New Delhi: Outside the hospital in Maharashtra’s Nanded where 31 patients, including 16 newborns, have died in 48 hours, families recount horrific details of neglect by the nursing staff.
The father of a two-year-old with a chronic heart problem has been moping the floor under his daughter’s hospital bed. He narrated details of an allegedly irresponsible hospital staff and the shortage of medicines.
“My two-year-old daughter is here for nearly a week now,” he told NDTV. She is suffering from a cardiac condition that requires a surgery. However, the girl is also suffering from pneumonia and the family came to this hospital to get her treated before they can go to Mumbai for the surgery.
“We were headed for Mumbai but they asked us to treat the pneumonia first. So, we came here,” he said.
At this hospital, their agony only compounded. “Nurses make us wait if we ask them to turn off the intravenous fluids. Sometimes, we have to do it ourselves. The nurses sit outside and are on their phones. They get angry if we ask them twice,” he said.
“Once as I tried to insert the intravenous tube, a little amount of blood oozed out. Even then I could not get the nurses to help,” the hapless father recounted.
“They tell us when medicines are over and ask us to get it from outside the hospital,” he said.
The families are not just procuring medicines from outside, they are also cleaning the area around the hospital beds of their patients.
“The cleaning staff ask us to clean under the beds and I have been doing that for the past two days,” he said.
Sanitation is one of the many problems plaguing this hospital. “The bathrooms here are dirty. Stale food is dumped there. There are machines in the hospital but they don’t work. Patients are sent outside for tests, including MRIs and CT Scans,” said a patient’s relative.
Thirty-one patients died at the state-run Shankarrao Chavan Government Hospital in Maharashtra’s Nanded that made national headlines on Monday following 24 deaths in 24 hours. Among these 31 patients, 16 were infants or children.

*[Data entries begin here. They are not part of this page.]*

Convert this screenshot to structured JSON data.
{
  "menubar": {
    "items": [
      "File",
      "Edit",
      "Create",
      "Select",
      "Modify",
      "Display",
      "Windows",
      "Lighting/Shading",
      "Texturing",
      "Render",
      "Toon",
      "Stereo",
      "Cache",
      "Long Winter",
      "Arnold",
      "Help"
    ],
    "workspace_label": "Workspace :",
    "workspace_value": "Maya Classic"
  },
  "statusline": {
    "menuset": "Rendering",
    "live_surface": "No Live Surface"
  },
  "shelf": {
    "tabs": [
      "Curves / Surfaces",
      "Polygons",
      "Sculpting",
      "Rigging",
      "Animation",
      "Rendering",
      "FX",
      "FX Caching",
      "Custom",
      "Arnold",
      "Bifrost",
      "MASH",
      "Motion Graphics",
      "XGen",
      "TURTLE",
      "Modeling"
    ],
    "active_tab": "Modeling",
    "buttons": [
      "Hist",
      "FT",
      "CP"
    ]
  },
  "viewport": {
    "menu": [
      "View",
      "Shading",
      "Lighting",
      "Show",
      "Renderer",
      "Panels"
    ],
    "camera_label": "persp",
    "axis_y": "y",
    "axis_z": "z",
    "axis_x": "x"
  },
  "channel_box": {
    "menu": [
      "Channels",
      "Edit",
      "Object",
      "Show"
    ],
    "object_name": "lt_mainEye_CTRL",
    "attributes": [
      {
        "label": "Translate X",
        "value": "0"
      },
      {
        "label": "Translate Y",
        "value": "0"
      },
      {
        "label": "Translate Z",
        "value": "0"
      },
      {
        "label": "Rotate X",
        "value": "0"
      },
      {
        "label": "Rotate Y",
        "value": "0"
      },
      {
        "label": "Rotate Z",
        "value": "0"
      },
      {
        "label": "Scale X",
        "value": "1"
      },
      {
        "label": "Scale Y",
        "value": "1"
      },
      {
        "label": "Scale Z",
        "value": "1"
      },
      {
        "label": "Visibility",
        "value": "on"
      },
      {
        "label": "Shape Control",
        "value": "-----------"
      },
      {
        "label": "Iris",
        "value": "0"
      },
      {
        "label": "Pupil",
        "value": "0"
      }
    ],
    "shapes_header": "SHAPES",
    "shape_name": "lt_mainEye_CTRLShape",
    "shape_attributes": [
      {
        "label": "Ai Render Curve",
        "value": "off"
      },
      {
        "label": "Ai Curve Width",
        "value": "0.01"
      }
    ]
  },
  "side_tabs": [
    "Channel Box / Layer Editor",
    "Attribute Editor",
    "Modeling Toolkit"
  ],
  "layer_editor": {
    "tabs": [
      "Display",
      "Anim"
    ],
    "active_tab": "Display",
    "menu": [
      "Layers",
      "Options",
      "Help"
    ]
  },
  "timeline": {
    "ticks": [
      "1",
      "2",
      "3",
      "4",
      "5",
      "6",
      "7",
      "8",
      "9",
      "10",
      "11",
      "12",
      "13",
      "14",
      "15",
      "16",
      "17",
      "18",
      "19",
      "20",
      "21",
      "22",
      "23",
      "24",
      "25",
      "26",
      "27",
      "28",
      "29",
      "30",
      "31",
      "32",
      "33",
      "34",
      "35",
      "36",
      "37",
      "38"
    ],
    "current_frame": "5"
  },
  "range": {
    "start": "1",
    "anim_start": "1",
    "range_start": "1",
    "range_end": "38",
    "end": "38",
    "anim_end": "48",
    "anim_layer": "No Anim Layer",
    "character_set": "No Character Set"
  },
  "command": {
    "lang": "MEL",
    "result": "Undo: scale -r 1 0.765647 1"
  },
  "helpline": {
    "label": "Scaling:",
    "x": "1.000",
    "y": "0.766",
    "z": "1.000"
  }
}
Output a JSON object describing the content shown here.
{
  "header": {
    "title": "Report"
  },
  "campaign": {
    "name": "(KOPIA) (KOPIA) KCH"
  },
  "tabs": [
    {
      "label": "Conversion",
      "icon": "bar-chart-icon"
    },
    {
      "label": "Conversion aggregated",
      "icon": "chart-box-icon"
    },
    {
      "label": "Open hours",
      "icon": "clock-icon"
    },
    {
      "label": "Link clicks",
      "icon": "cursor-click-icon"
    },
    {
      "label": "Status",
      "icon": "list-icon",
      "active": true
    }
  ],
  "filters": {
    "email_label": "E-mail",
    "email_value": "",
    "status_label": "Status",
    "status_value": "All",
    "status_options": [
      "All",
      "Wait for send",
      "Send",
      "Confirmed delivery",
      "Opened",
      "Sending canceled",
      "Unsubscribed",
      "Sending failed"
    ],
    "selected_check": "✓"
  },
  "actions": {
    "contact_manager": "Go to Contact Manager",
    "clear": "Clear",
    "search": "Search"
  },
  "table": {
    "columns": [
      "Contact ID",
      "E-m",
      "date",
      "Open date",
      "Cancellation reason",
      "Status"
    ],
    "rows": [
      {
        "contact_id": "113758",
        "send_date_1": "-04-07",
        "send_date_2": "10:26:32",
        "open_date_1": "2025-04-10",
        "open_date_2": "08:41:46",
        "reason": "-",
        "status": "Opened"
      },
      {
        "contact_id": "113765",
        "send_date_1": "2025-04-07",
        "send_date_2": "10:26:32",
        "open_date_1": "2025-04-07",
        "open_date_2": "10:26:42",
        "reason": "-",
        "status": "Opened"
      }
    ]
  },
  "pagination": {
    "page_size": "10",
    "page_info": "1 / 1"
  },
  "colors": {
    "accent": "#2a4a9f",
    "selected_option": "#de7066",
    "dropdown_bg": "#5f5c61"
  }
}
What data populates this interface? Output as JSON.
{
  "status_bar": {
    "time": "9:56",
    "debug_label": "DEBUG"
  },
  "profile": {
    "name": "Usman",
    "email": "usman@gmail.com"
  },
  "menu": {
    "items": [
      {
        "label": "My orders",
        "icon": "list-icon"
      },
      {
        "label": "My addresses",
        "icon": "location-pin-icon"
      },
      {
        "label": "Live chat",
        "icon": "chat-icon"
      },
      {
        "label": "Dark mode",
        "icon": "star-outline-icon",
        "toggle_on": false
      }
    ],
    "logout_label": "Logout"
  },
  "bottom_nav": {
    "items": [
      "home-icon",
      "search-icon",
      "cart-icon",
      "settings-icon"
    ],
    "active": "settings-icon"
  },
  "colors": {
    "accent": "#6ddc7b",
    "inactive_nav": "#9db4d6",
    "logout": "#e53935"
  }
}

The condition of as many as 71 patients at the hospital is still critical.
Allegations of shortage of staff and medicines have been levelled against the hospital whose dean, on Monday, said procurement did not happen as scheduled from the Haffkine Institute from where all government hospitals in the state buy their medicines.
Maharashtra Chief Minister Eknath Shinde said his government has taken the deaths at a hospital in Nanded very seriously, and appropriate action will be taken after a detailed inquiry. He denied that there were shortages of medicines and staff.
“The deaths are unfortunate. We have taken the incident very seriously. An inquiry has been ordered and action will be taken appropriately,” the chief minister said.
The Opposition in Maharashtra launched an all-out attack on the Eknath Shinde government in the state on Monday, saying the “triple-engine sarkar (of the BJP, Eknath Shinde Sena and the Ajit Pawar faction of NCP) should take responsibility”.
This comes less than two months after 18 patients died in 24 hours in August at the Chhatrapati Shivaji Maharaj Hospital in Kalwa in Thane. Twelve of them were above the age of 50.